The European jet maker said Tuesday that it took in 1,419 net new orders in 2011, worth $140 billion, well above Boeing's total of 805 aircraft. That topped the previous record of 1,413 net orders recorded by Boeing in 2007.


Airbus also delivered 534 aircraft last year, up from 510 a year earlier and keeping the title of world's biggest jet maker that it has held since 2003. Boeing delivered 477 aircraft in 2011.


For this year, Airbus targets around 570 jet deliveries, including about 30 of its A380 super jumbo, the world's largest commercial jet.

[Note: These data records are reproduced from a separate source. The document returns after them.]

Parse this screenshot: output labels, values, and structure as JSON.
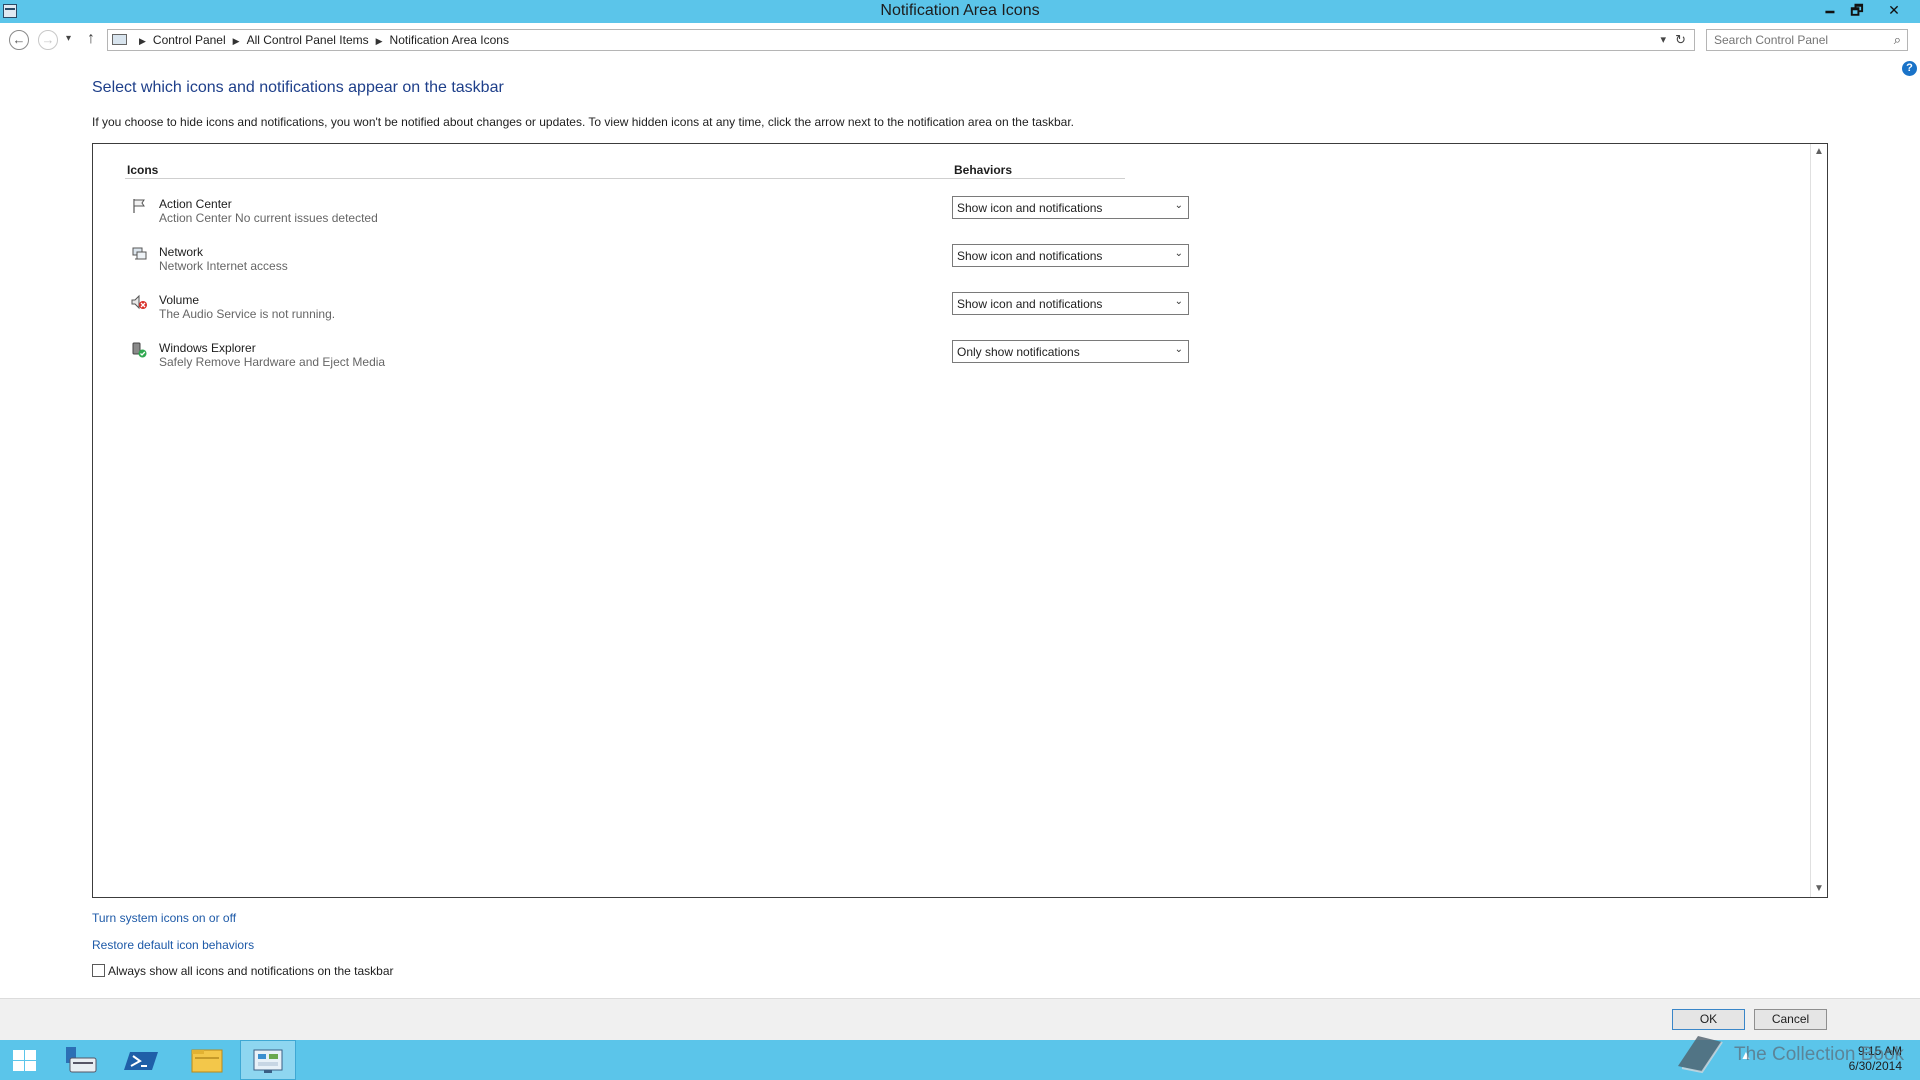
{
  "window": {
    "title": "Notification Area Icons",
    "minimize": "🗕",
    "maximize": "🗗",
    "close": "✕"
  },
  "nav": {
    "back": "←",
    "forward": "→",
    "up": "↑",
    "recent": "▾",
    "breadcrumbs": [
      "Control Panel",
      "All Control Panel Items",
      "Notification Area Icons"
    ],
    "search_placeholder": "Search Control Panel"
  },
  "help": "?",
  "page": {
    "title": "Select which icons and notifications appear on the taskbar",
    "description": "If you choose to hide icons and notifications, you won't be notified about changes or updates. To view hidden icons at any time, click the arrow next to the notification area on the taskbar."
  },
  "table": {
    "col_icons": "Icons",
    "col_behaviors": "Behaviors",
    "rows": [
      {
        "name": "Action Center",
        "sub": "Action Center  No current issues detected",
        "behavior": "Show icon and notifications",
        "icon": "flag-icon"
      },
      {
        "name": "Network",
        "sub": "Network Internet access",
        "behavior": "Show icon and notifications",
        "icon": "network-icon"
      },
      {
        "name": "Volume",
        "sub": "The Audio Service is not running.",
        "behavior": "Show icon and notifications",
        "icon": "volume-muted-icon"
      },
      {
        "name": "Windows Explorer",
        "sub": "Safely Remove Hardware and Eject Media",
        "behavior": "Only show notifications",
        "icon": "safely-remove-icon"
      }
    ]
  },
  "links": {
    "system_icons": "Turn system icons on or off",
    "restore": "Restore default icon behaviors"
  },
  "always_show": {
    "label": "Always show all icons and notifications on the taskbar",
    "checked": false
  },
  "buttons": {
    "ok": "OK",
    "cancel": "Cancel"
  },
  "taskbar": {
    "time": "9:15 AM",
    "date": "6/30/2014",
    "tray_overflow": "▲"
  },
  "watermark": "The Collection Book",
  "colors": {
    "accent": "#5bc5ea",
    "link": "#1e5aa8",
    "title": "#1e3f8a"
  }
}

Louis Gallois, the CEO of Airbus parent company EADS, said 2011 revenue will be "nicely above" the euro45.8 billion recorded in 2010. EADS reports its 2011 earnings in early March.


Gallois is due to retire in May but the EADS executive declined to comment on his succession plans. He spoke more freely about the ongoing European financial crisis, saying that the credit downgrades of nine European countries including France by rating agency Standard & Poor's last week "is only making things more complex."


"We need stronger and faster European coordination to solve the crisis," Gallois said. He offered up Airbus and EADS as an example for European leaders to draw on. "We are more than a symbol of European integration. We are the part of Europe that works," Gallois said.


The company plans on hitting a target of 570 deliveries during 2012, but foresees commercial orders dropping more than 50% to between 600 and 650.


Even so, Airbus wants to hit an all-time production high of 42 aircraft a month in 2012 of the single-aisle A320. It also wants to meet a monthly goal of 9.5 wide-body twin-engine A330s and produce three of its double-decker A380 super jumbo jets each month.


The production increase should bode well for Airbus suppliers in the U.S., more than 100 of which are in California. For the last three years, the company, which is based in Toulouse, France, has increased its spending in the U.S. to $10 billion.


“The continuous ramp-up to unprecedented production rates in all programs will demand a strong focus on the supply chain and our own delivery capabilities,” Airbus Chief Executive Tom Enders said in a statement. “The hiring of more than 4,000 skilled people in 2012 will further support achieving this goal.